Marc Wilmots a terminé ses essais. Certains joueurs devront se montrer

BRUXELLES “Ce n’est pas pour moi qu’ils devront jouer. Là-dessus, je peux tout de suite vous rassurer.” Alors que le Monténégro l’attend ce soir, Marc Wilmots sait pourtant que le groupe de joueurs a choisi, directement ou implicitement, de se ranger comme un seul hom- me derrière lui. “Malheureusement, ce ne sont pas les joueurs qui décident. De toute façon, T1, T2, T46, cela ne change rien, je fais le même travail que par le passé. Je préfère d’ailleurs qu’ils jouent pour l’amour du maillot et du pays. Mon cas ne m’intéresse pas.”

Reste que la marque de fabrique de Wilmots est désormais posée.

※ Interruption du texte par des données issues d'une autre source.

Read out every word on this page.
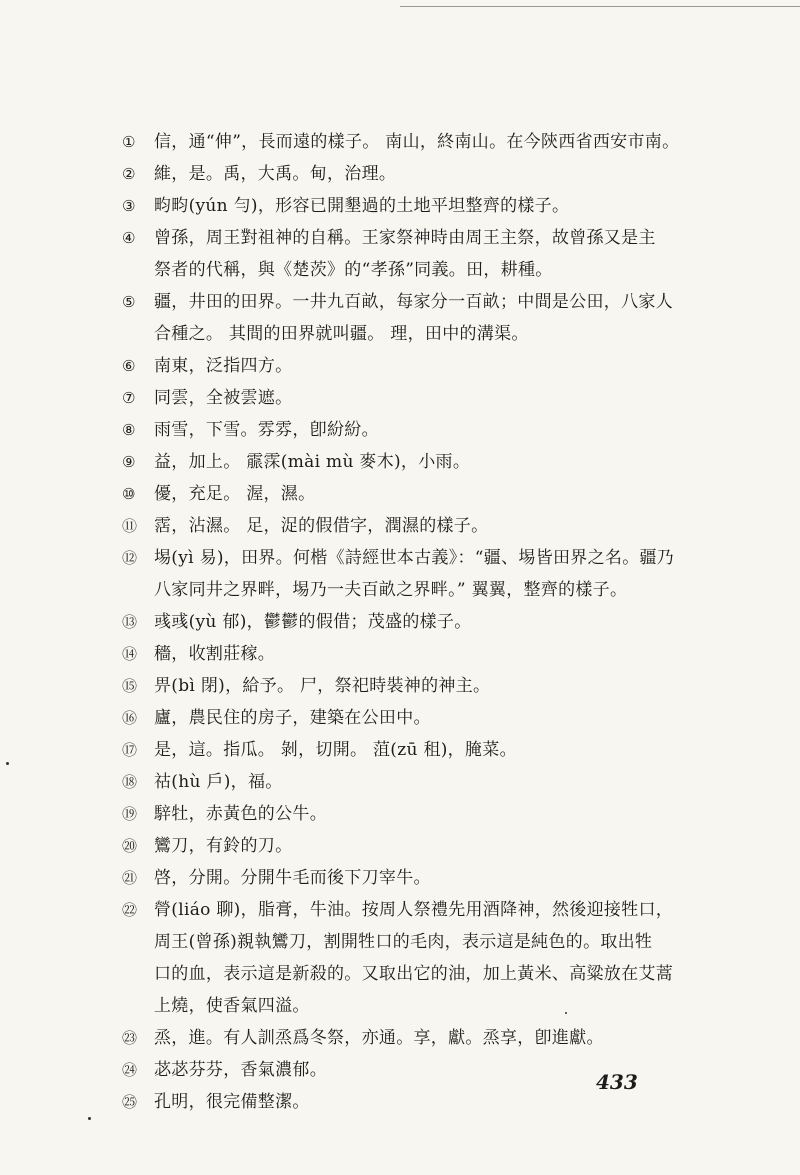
①	信，通“伸”，長而遠的樣子。 南山，終南山。在今陝西省西安市南。
②	維，是。禹，大禹。甸，治理。
③	畇畇(yún 勻)，形容已開墾過的土地平坦整齊的樣子。
④	曾孫，周王對祖神的自稱。王家祭神時由周王主祭，故曾孫又是主
祭者的代稱，與《楚茨》的“孝孫”同義。田，耕種。
⑤	疆，井田的田界。一井九百畝，每家分一百畝；中間是公田，八家人
合種之。 其間的田界就叫疆。 理，田中的溝渠。
⑥	南東，泛指四方。
⑦	同雲，全被雲遮。
⑧	雨雪，下雪。雰雰，卽紛紛。
⑨	益，加上。 霢霂(mài mù 麥木)，小雨。
⑩	優，充足。 渥，濕。
⑪ 霑，沾濕。 足，浞的假借字，潤濕的樣子。
⑫ 埸(yì 易)，田界。何楷《詩經世本古義》：“疆、埸皆田界之名。疆乃
八家同井之界畔，埸乃一夫百畝之界畔。” 翼翼，整齊的樣子。
⑬ 彧彧(yù 郁)，鬱鬱的假借；茂盛的樣子。
⑭ 穡，收割莊稼。
⑮ 畀(bì 閉)，給予。 尸，祭祀時裝神的神主。
⑯ 廬，農民住的房子，建築在公田中。
⑰ 是，這。指瓜。 剝，切開。 菹(zū 租)，腌菜。
⑱ 祜(hù 戶)，福。
⑲ 騂牡，赤黃色的公牛。
⑳ 鸞刀，有鈴的刀。
㉑ 啓，分開。分開牛毛而後下刀宰牛。
㉒ 膋(liáo 聊)，脂膏，牛油。按周人祭禮先用酒降神，然後迎接牲口，
周王(曾孫)親執鸞刀，割開牲口的毛肉，表示這是純色的。取出牲
口的血，表示這是新殺的。又取出它的油，加上黃米、高粱放在艾蒿
上燒，使香氣四溢。
㉓ 烝，進。有人訓烝爲冬祭，亦通。享，獻。烝享，卽進獻。
㉔ 苾苾芬芬，香氣濃郁。
㉕ 孔明，很完備整潔。
433
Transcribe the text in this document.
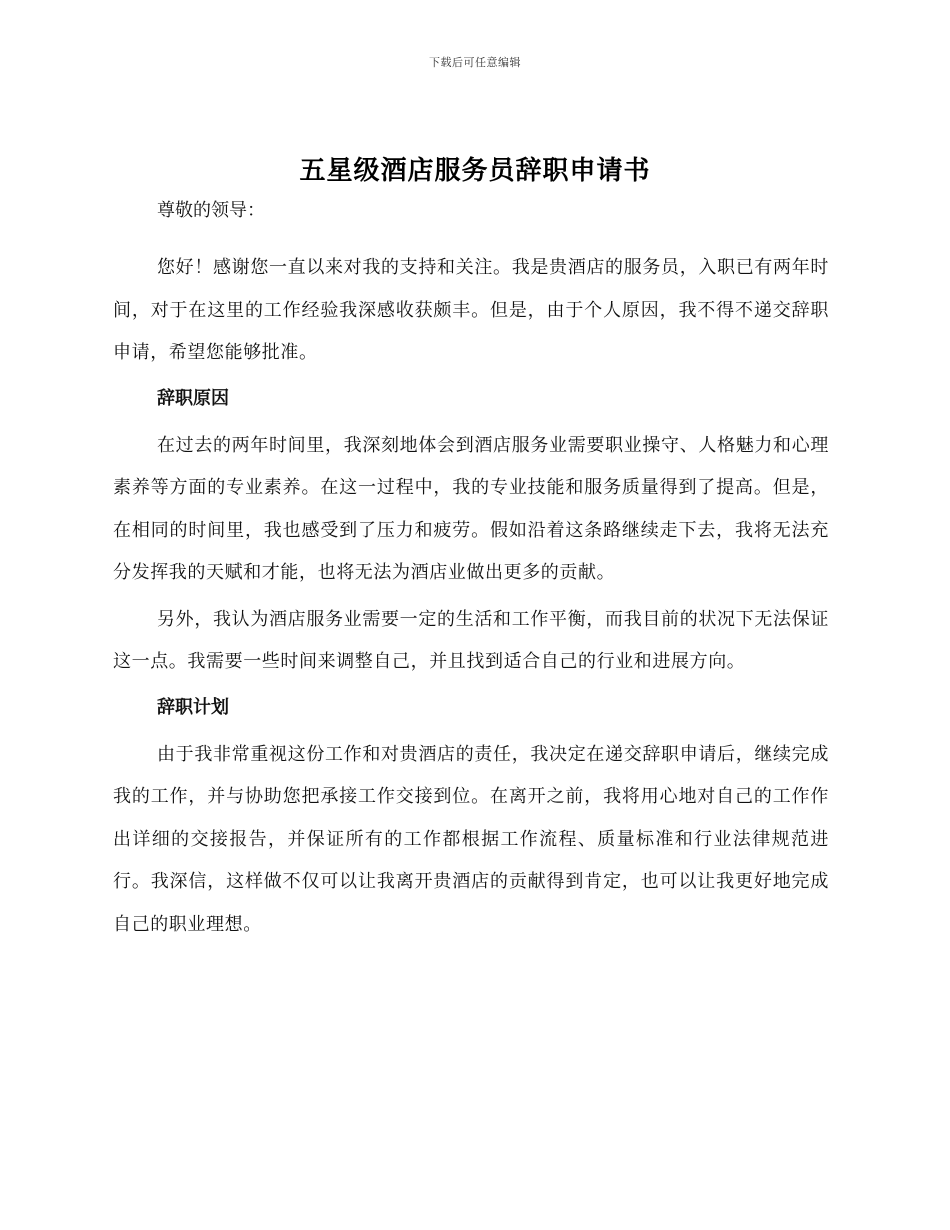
下载后可任意编辑
五星级酒店服务员辞职申请书

尊敬的领导：

您好！感谢您一直以来对我的支持和关注。我是贵酒店的服务员，入职已有两年时间，对于在这里的工作经验我深感收获颇丰。但是，由于个人原因，我不得不递交辞职申请，希望您能够批准。

辞职原因

在过去的两年时间里，我深刻地体会到酒店服务业需要职业操守、人格魅力和心理素养等方面的专业素养。在这一过程中，我的专业技能和服务质量得到了提高。但是，在相同的时间里，我也感受到了压力和疲劳。假如沿着这条路继续走下去，我将无法充分发挥我的天赋和才能，也将无法为酒店业做出更多的贡献。

另外，我认为酒店服务业需要一定的生活和工作平衡，而我目前的状况下无法保证这一点。我需要一些时间来调整自己，并且找到适合自己的行业和进展方向。

辞职计划

由于我非常重视这份工作和对贵酒店的责任，我决定在递交辞职申请后，继续完成我的工作，并与协助您把承接工作交接到位。在离开之前，我将用心地对自己的工作作出详细的交接报告，并保证所有的工作都根据工作流程、质量标准和行业法律规范进行。我深信，这样做不仅可以让我离开贵酒店的贡献得到肯定，也可以让我更好地完成自己的职业理想。
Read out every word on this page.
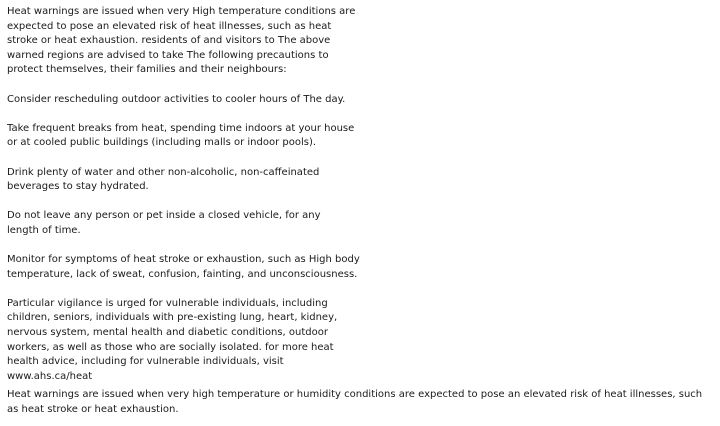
Heat warnings are issued when very High temperature conditions are
expected to pose an elevated risk of heat illnesses, such as heat
stroke or heat exhaustion. residents of and visitors to The above
warned regions are advised to take The following precautions to
protect themselves, their families and their neighbours:

Consider rescheduling outdoor activities to cooler hours of The day.

Take frequent breaks from heat, spending time indoors at your house
or at cooled public buildings (including malls or indoor pools).

Drink plenty of water and other non-alcoholic, non-caffeinated
beverages to stay hydrated.

Do not leave any person or pet inside a closed vehicle, for any
length of time.

Monitor for symptoms of heat stroke or exhaustion, such as High body
temperature, lack of sweat, confusion, fainting, and unconsciousness.

Particular vigilance is urged for vulnerable individuals, including
children, seniors, individuals with pre-existing lung, heart, kidney,
nervous system, mental health and diabetic conditions, outdoor
workers, as well as those who are socially isolated. for more heat
health advice, including for vulnerable individuals, visit
www.ahs.ca/heat

Heat warnings are issued when very high temperature or humidity conditions are expected to pose an elevated risk of heat illnesses, such
as heat stroke or heat exhaustion.
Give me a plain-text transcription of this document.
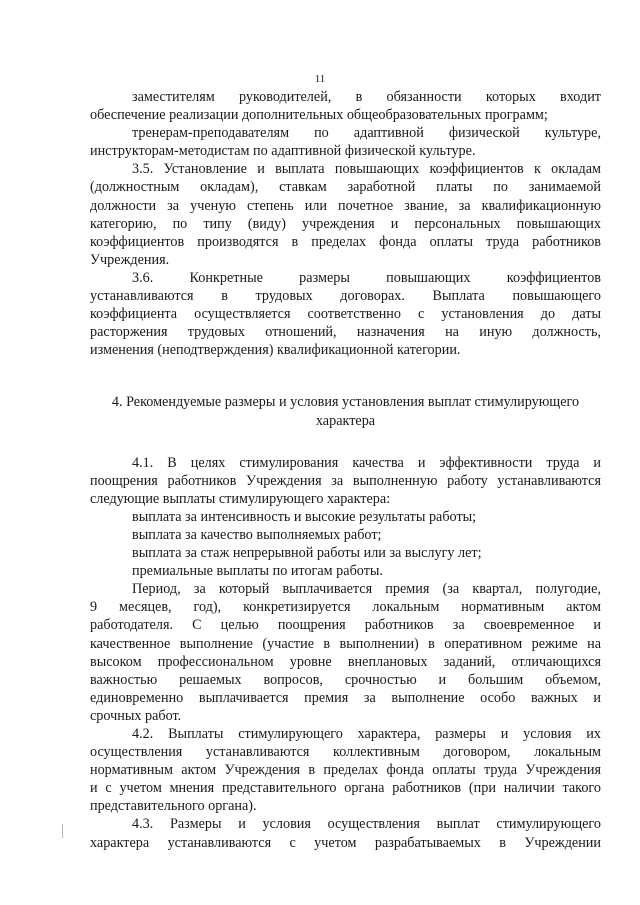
11

заместителям руководителей, в обязанности которых входит

обеспечение реализации дополнительных общеобразовательных программ;

тренерам-преподавателям по адаптивной физической культуре,

инструкторам-методистам по адаптивной физической культуре.

3.5. Установление и выплата повышающих коэффициентов к окладам

(должностным окладам), ставкам заработной платы по занимаемой

должности за ученую степень или почетное звание, за квалификационную

категорию, по типу (виду) учреждения и персональных повышающих

коэффициентов производятся в пределах фонда оплаты труда работников

Учреждения.

3.6. Конкретные размеры повышающих коэффициентов

устанавливаются в трудовых договорах. Выплата повышающего

коэффициента осуществляется соответственно с установления до даты

расторжения трудовых отношений, назначения на иную должность,

изменения (неподтверждения) квалификационной категории.

4. Рекомендуемые размеры и условия установления выплат стимулирующего

характера

4.1. В целях стимулирования качества и эффективности труда и

поощрения работников Учреждения за выполненную работу устанавливаются

следующие выплаты стимулирующего характера:

выплата за интенсивность и высокие результаты работы;

выплата за качество выполняемых работ;

выплата за стаж непрерывной работы или за выслугу лет;

премиальные выплаты по итогам работы.

Период, за который выплачивается премия (за квартал, полугодие,

9 месяцев, год), конкретизируется локальным нормативным актом

работодателя. С целью поощрения работников за своевременное и

качественное выполнение (участие в выполнении) в оперативном режиме на

высоком профессиональном уровне внеплановых заданий, отличающихся

важностью решаемых вопросов, срочностью и большим объемом,

единовременно выплачивается премия за выполнение особо важных и

срочных работ.

4.2. Выплаты стимулирующего характера, размеры и условия их

осуществления устанавливаются коллективным договором, локальным

нормативным актом Учреждения в пределах фонда оплаты труда Учреждения

и с учетом мнения представительного органа работников (при наличии такого

представительного органа).

4.3. Размеры и условия осуществления выплат стимулирующего

характера устанавливаются с учетом разрабатываемых в Учреждении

Bonne ambiance mise à part, l’ancien joueur de Schalke 04 mettra ce soir certains joueurs au pied du mur sans qu’il ne soit question de simple répétition, de match amical ou de banc d’essais. “On n’est pas là pour s’amuser. Il y a un temps pour tout. Et là, je n’ai pas envie de rire. Certains joueurs ont l’occasion de se montrer. La période des tests est quasiment terminée, c’est maintenant que les places se dessinent.”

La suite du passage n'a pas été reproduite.